Masihkah Kalian Punya Sensasi Yang Belum Terwujud?
Saya
punya. Mungkin buat orang lain bukan sensasi, tetapi buat saya ‘iya’.
Memang sih sensasi saya norak. Tapi namanya juga angan-angan, nggak
ada salahnya kan? Siapa tahu mewujud . Pertanyaan itu diajukan oleh
salah satu kawan ketika kami “nyangkruk “ bertahun lalu. Sembari
menyeruput coklat, minuman kegemaran saya, kami menghabiskan cerita
sensasi ini sampai berbusa-busa.
Tadi malam, obrolan
sensasi juga terjadi kala saya dan seorang kawan menyeruput coklat.
Kali ini saya yang memulainya. Tak jelas bagaimana awalnya, tahu-tahu
obrolan sensasi menghangat. Terbersitlah ide menuliskannya dlam note.
Nggak penting, mungkin.
Tapi akhir-akhir ini saya mesti
banyak menulis guna menciptakan atmosfir menulis setelah saya padamkan
selama empat bulan. Apa alasannya, tidak penting untuk diceritakan.

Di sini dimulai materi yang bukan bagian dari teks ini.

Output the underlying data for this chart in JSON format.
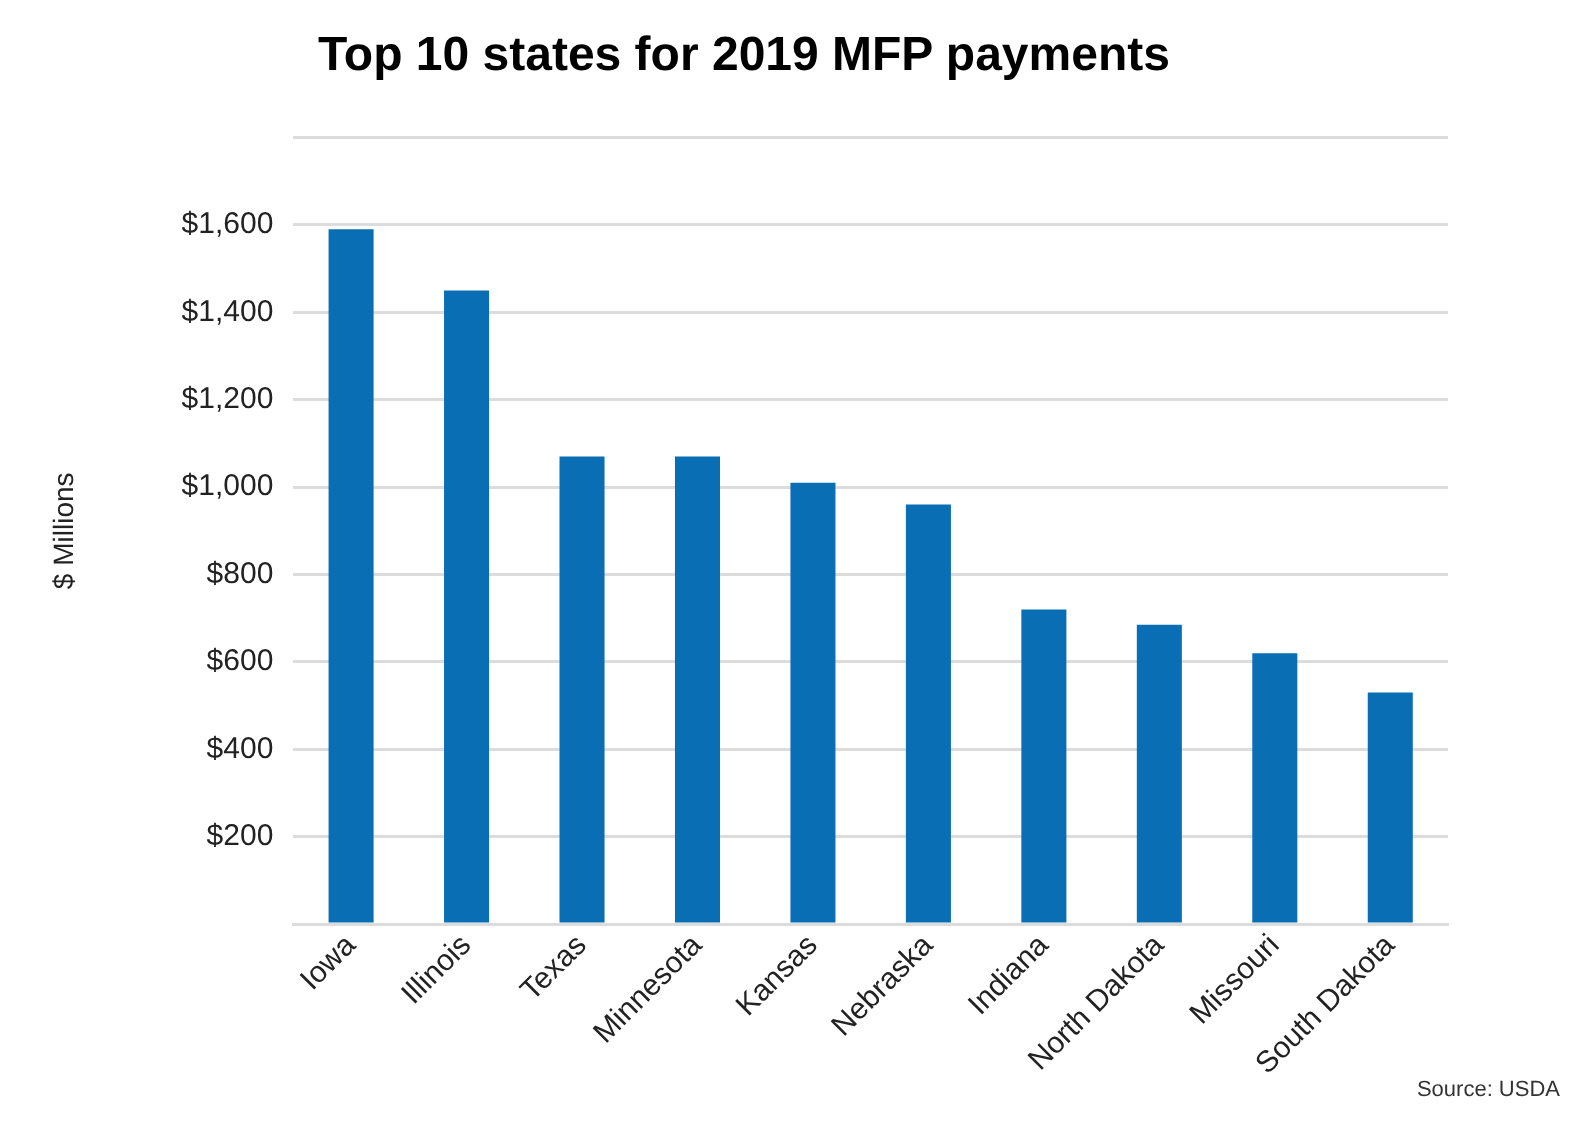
{
  "chart_data": {
    "type": "bar",
    "title": "Top 10 states for 2019 MFP payments",
    "ylabel": "$ Millions",
    "categories": [
      "Iowa",
      "Illinois",
      "Texas",
      "Minnesota",
      "Kansas",
      "Nebraska",
      "Indiana",
      "North Dakota",
      "Missouri",
      "South Dakota"
    ],
    "values": [
      1590,
      1450,
      1070,
      1070,
      1010,
      960,
      720,
      685,
      620,
      530
    ],
    "color": "#0a6eb4",
    "ylim": [
      0,
      1800
    ],
    "yticks": [
      {
        "value": 0,
        "label": null
      },
      {
        "value": 200,
        "label": "$200"
      },
      {
        "value": 400,
        "label": "$400"
      },
      {
        "value": 600,
        "label": "$600"
      },
      {
        "value": 800,
        "label": "$800"
      },
      {
        "value": 1000,
        "label": "$1,000"
      },
      {
        "value": 1200,
        "label": "$1,200"
      },
      {
        "value": 1400,
        "label": "$1,400"
      },
      {
        "value": 1600,
        "label": "$1,600"
      },
      {
        "value": 1800,
        "label": null
      }
    ],
    "grid": "y",
    "legend": false,
    "annotations": [
      "Source: USDA"
    ]
  }
}
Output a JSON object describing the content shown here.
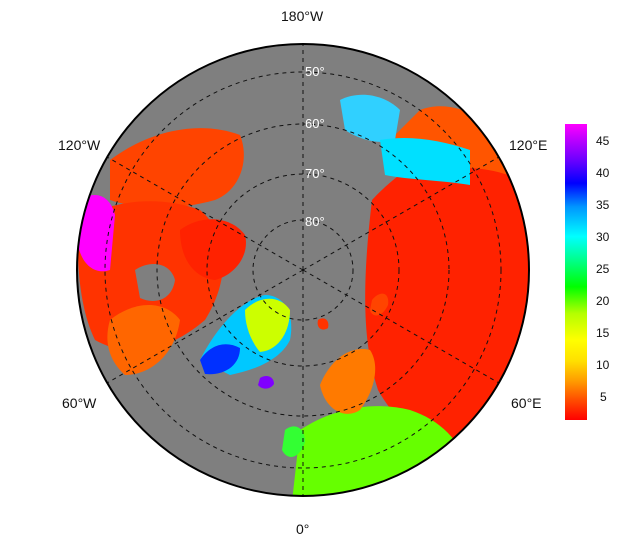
{
  "map": {
    "projection": "north-polar-stereographic",
    "ocean_color": "#7f7f7f",
    "outline_color": "#000000",
    "grid_color": "#111111",
    "grid_style": "dashed",
    "longitude_labels": {
      "top": "180°W",
      "upper_left": "120°W",
      "upper_right": "120°E",
      "lower_left": "60°W",
      "lower_right": "60°E",
      "bottom": "0°"
    },
    "latitude_labels": [
      "50°",
      "60°",
      "70°",
      "80°"
    ],
    "latitude_label_color": "#ffffff"
  },
  "colorbar": {
    "ticks": [
      "45",
      "40",
      "35",
      "30",
      "25",
      "20",
      "15",
      "10",
      "5"
    ],
    "range": [
      1,
      47
    ],
    "colormap": [
      "#ff0000",
      "#ff8000",
      "#ffd200",
      "#ffff00",
      "#c8ff00",
      "#00ff00",
      "#00ff96",
      "#00ffff",
      "#0096ff",
      "#0000ff",
      "#6400ff",
      "#b400ff",
      "#ff00ff"
    ]
  }
}
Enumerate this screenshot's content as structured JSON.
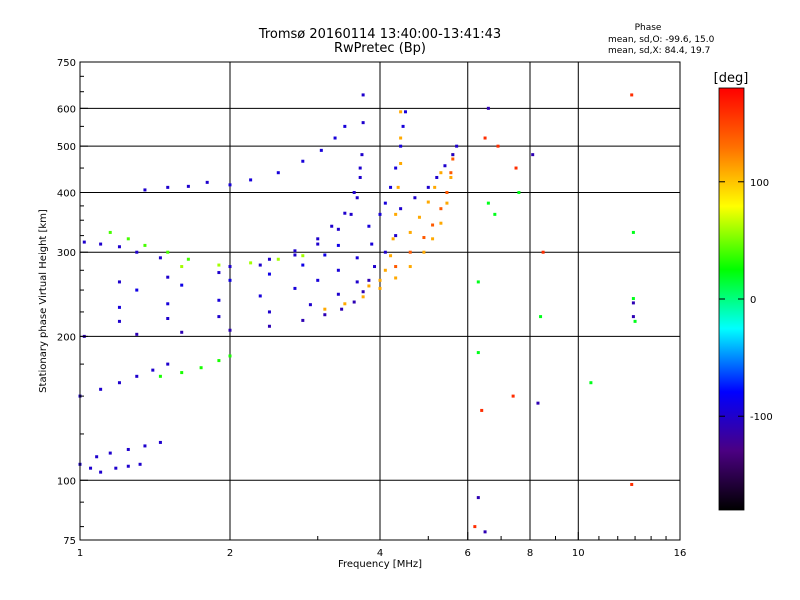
{
  "chart_data": {
    "type": "scatter",
    "title": "Tromsø 20160114 13:40:00-13:41:43",
    "subtitle": "RwPretec (Bp)",
    "xlabel": "Frequency [MHz]",
    "ylabel": "Stationary phase Virtual Height [km]",
    "x_scale": "log",
    "y_scale": "log",
    "xlim": [
      1,
      16
    ],
    "ylim": [
      75,
      750
    ],
    "x_ticks": [
      1,
      2,
      4,
      6,
      8,
      10,
      16
    ],
    "y_ticks": [
      75,
      100,
      200,
      300,
      400,
      500,
      600,
      750
    ],
    "x_gridlines": [
      2,
      4,
      6,
      8,
      10
    ],
    "y_gridlines": [
      100,
      200,
      300,
      400,
      500,
      600
    ],
    "grid": true,
    "stats": {
      "heading": "Phase",
      "o_mode": "mean, sd,O: -99.6, 15.0",
      "x_mode": "mean, sd,X:  84.4, 19.7"
    },
    "colorbar": {
      "label": "[deg]",
      "ticks": [
        100,
        0,
        -100
      ],
      "range": [
        -180,
        180
      ],
      "colormap": "rainbow"
    },
    "traces": [
      {
        "name": "",
        "phase": -100,
        "points": [
          [
            1.0,
            108
          ],
          [
            1.05,
            106
          ],
          [
            1.1,
            104
          ],
          [
            1.18,
            106
          ],
          [
            1.25,
            107
          ],
          [
            1.32,
            108
          ]
        ]
      },
      {
        "name": "",
        "phase": -100,
        "points": [
          [
            1.08,
            112
          ],
          [
            1.15,
            114
          ],
          [
            1.25,
            116
          ],
          [
            1.35,
            118
          ],
          [
            1.45,
            120
          ]
        ]
      },
      {
        "name": "",
        "phase": -100,
        "points": [
          [
            1.0,
            150
          ],
          [
            1.1,
            155
          ],
          [
            1.2,
            160
          ],
          [
            1.3,
            165
          ],
          [
            1.4,
            170
          ],
          [
            1.5,
            175
          ]
        ]
      },
      {
        "name": "",
        "phase": 30,
        "points": [
          [
            1.45,
            165
          ],
          [
            1.6,
            168
          ],
          [
            1.75,
            172
          ],
          [
            1.9,
            178
          ],
          [
            2.0,
            182
          ]
        ]
      },
      {
        "name": "",
        "phase": -110,
        "points": [
          [
            1.02,
            200
          ],
          [
            1.3,
            202
          ],
          [
            1.6,
            204
          ],
          [
            2.0,
            206
          ],
          [
            2.4,
            210
          ],
          [
            2.8,
            216
          ],
          [
            3.1,
            222
          ],
          [
            3.35,
            228
          ],
          [
            3.55,
            236
          ],
          [
            3.7,
            248
          ],
          [
            3.8,
            262
          ]
        ]
      },
      {
        "name": "",
        "phase": -100,
        "points": [
          [
            1.2,
            215
          ],
          [
            1.5,
            218
          ],
          [
            1.9,
            220
          ],
          [
            2.4,
            225
          ],
          [
            2.9,
            233
          ],
          [
            3.3,
            245
          ],
          [
            3.6,
            260
          ],
          [
            3.9,
            280
          ],
          [
            4.1,
            300
          ],
          [
            4.3,
            325
          ]
        ]
      },
      {
        "name": "",
        "phase": -95,
        "points": [
          [
            1.2,
            230
          ],
          [
            1.5,
            234
          ],
          [
            1.9,
            238
          ],
          [
            2.3,
            243
          ],
          [
            2.7,
            252
          ],
          [
            3.0,
            262
          ],
          [
            3.3,
            275
          ],
          [
            3.6,
            292
          ],
          [
            3.85,
            312
          ]
        ]
      },
      {
        "name": "",
        "phase": -90,
        "points": [
          [
            1.3,
            250
          ],
          [
            1.6,
            256
          ],
          [
            2.0,
            262
          ],
          [
            2.4,
            270
          ],
          [
            2.8,
            282
          ],
          [
            3.1,
            296
          ],
          [
            3.3,
            310
          ]
        ]
      },
      {
        "name": "",
        "phase": -100,
        "points": [
          [
            1.2,
            260
          ],
          [
            1.5,
            266
          ],
          [
            1.9,
            272
          ],
          [
            2.3,
            282
          ],
          [
            2.7,
            296
          ],
          [
            3.0,
            312
          ],
          [
            3.3,
            335
          ],
          [
            3.5,
            360
          ],
          [
            3.6,
            390
          ],
          [
            3.65,
            430
          ],
          [
            3.68,
            480
          ],
          [
            3.7,
            560
          ],
          [
            3.7,
            640
          ]
        ]
      },
      {
        "name": "",
        "phase": -100,
        "points": [
          [
            2.0,
            280
          ],
          [
            2.4,
            290
          ],
          [
            2.7,
            302
          ],
          [
            3.0,
            320
          ],
          [
            3.2,
            340
          ],
          [
            3.4,
            362
          ],
          [
            3.55,
            400
          ],
          [
            3.65,
            450
          ]
        ]
      },
      {
        "name": "",
        "phase": -95,
        "points": [
          [
            2.0,
            415
          ],
          [
            2.2,
            425
          ],
          [
            2.5,
            440
          ],
          [
            2.8,
            465
          ],
          [
            3.05,
            490
          ],
          [
            3.25,
            520
          ],
          [
            3.4,
            550
          ]
        ]
      },
      {
        "name": "",
        "phase": -100,
        "points": [
          [
            1.35,
            405
          ],
          [
            1.5,
            410
          ],
          [
            1.65,
            412
          ],
          [
            1.8,
            420
          ]
        ]
      },
      {
        "name": "",
        "phase": -100,
        "points": [
          [
            1.02,
            315
          ],
          [
            1.1,
            312
          ],
          [
            1.2,
            308
          ],
          [
            1.3,
            300
          ],
          [
            1.45,
            292
          ]
        ]
      },
      {
        "name": "",
        "phase": 40,
        "points": [
          [
            1.15,
            330
          ],
          [
            1.25,
            320
          ],
          [
            1.35,
            310
          ],
          [
            1.5,
            300
          ],
          [
            1.65,
            290
          ]
        ]
      },
      {
        "name": "",
        "phase": 60,
        "points": [
          [
            1.6,
            280
          ],
          [
            1.9,
            282
          ],
          [
            2.2,
            285
          ],
          [
            2.5,
            290
          ],
          [
            2.8,
            295
          ]
        ]
      },
      {
        "name": "",
        "phase": 110,
        "points": [
          [
            3.1,
            228
          ],
          [
            3.4,
            234
          ],
          [
            3.7,
            242
          ],
          [
            4.0,
            252
          ],
          [
            4.3,
            265
          ],
          [
            4.6,
            280
          ],
          [
            4.9,
            300
          ],
          [
            5.1,
            320
          ],
          [
            5.3,
            345
          ],
          [
            5.45,
            380
          ],
          [
            5.55,
            430
          ],
          [
            5.6,
            480
          ]
        ]
      },
      {
        "name": "",
        "phase": 110,
        "points": [
          [
            3.8,
            255
          ],
          [
            4.0,
            262
          ],
          [
            4.1,
            275
          ],
          [
            4.2,
            295
          ],
          [
            4.25,
            320
          ],
          [
            4.3,
            360
          ],
          [
            4.35,
            410
          ],
          [
            4.4,
            460
          ],
          [
            4.4,
            520
          ],
          [
            4.4,
            590
          ]
        ]
      },
      {
        "name": "",
        "phase": 140,
        "points": [
          [
            4.3,
            280
          ],
          [
            4.6,
            300
          ],
          [
            4.9,
            322
          ],
          [
            5.1,
            342
          ],
          [
            5.3,
            370
          ],
          [
            5.45,
            400
          ],
          [
            5.55,
            440
          ],
          [
            5.6,
            470
          ]
        ]
      },
      {
        "name": "",
        "phase": 110,
        "points": [
          [
            4.6,
            330
          ],
          [
            4.8,
            355
          ],
          [
            5.0,
            382
          ],
          [
            5.15,
            410
          ],
          [
            5.3,
            440
          ]
        ]
      },
      {
        "name": "",
        "phase": -100,
        "points": [
          [
            4.4,
            370
          ],
          [
            4.7,
            390
          ],
          [
            5.0,
            410
          ],
          [
            5.2,
            430
          ],
          [
            5.4,
            455
          ],
          [
            5.6,
            480
          ],
          [
            5.7,
            500
          ]
        ]
      },
      {
        "name": "",
        "phase": -95,
        "points": [
          [
            3.8,
            340
          ],
          [
            4.0,
            360
          ],
          [
            4.1,
            380
          ],
          [
            4.2,
            410
          ],
          [
            4.3,
            450
          ],
          [
            4.4,
            500
          ],
          [
            4.45,
            550
          ],
          [
            4.5,
            590
          ]
        ]
      },
      {
        "name": "",
        "phase": 160,
        "points": [
          [
            6.5,
            520
          ],
          [
            6.9,
            500
          ],
          [
            7.5,
            450
          ],
          [
            12.8,
            640
          ],
          [
            6.2,
            80
          ],
          [
            6.4,
            140
          ],
          [
            7.4,
            150
          ],
          [
            8.5,
            300
          ],
          [
            12.8,
            98
          ]
        ]
      },
      {
        "name": "",
        "phase": 20,
        "points": [
          [
            6.3,
            185
          ],
          [
            6.3,
            260
          ],
          [
            6.6,
            380
          ],
          [
            7.6,
            400
          ],
          [
            8.4,
            220
          ],
          [
            10.6,
            160
          ],
          [
            12.9,
            330
          ],
          [
            12.9,
            240
          ],
          [
            13.0,
            215
          ],
          [
            6.8,
            360
          ]
        ]
      },
      {
        "name": "",
        "phase": -110,
        "points": [
          [
            6.3,
            92
          ],
          [
            6.5,
            78
          ],
          [
            6.6,
            600
          ],
          [
            8.1,
            480
          ],
          [
            8.3,
            145
          ],
          [
            12.9,
            220
          ],
          [
            12.9,
            235
          ]
        ]
      }
    ]
  }
}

Terlebih kawan saya menagih tulisan ini pagi tadi. Wah saya memang
perlu diingatkan, biar nggak “nggambleh”. Jadi mari kita bahas sensasi
impian saya.
“Saya ingin berciuman dengan orang yang saya
cintai di lift yang angka lantainya lebih dari 25,” kata saya kepada
dia. Saya berhenti sejenak, menyeruput cuklat bertabur keju di depan
saya. Hemmm nikmatnya. Mata teman saya terbeliak. “Hah? Nggak biasa
ini?,” katanya. “Ya namanya juga sensasi, pasti agak anehlah,” jawab
saya buru-buru. “Sensasinya dimana?,” tanyanya lagi. “Berciuman di lift
yang punya lantai di atas angka 25 itu butuh waktu agak lama, lho?.
Setidaknya 10 menit bolak balik. Belum lagi kalau di tiap lantai ada
yang tiba-tiba masuk. Nah deg-degannya itu yang pasti bikin sensasi
tersendiri. Antara menikmati ciuman itu sendiri dan harus berkonsentrasi
jika “ting …ting” tanda ada orang masuk. Gugup pastilah, apalagi kalau
ketahuan orang.
Teman saya manggut-manggut. Ekspresinya
sulit saya ceritakan. Tapi kurang lebih “Wong aneh tenan ki koncoku.”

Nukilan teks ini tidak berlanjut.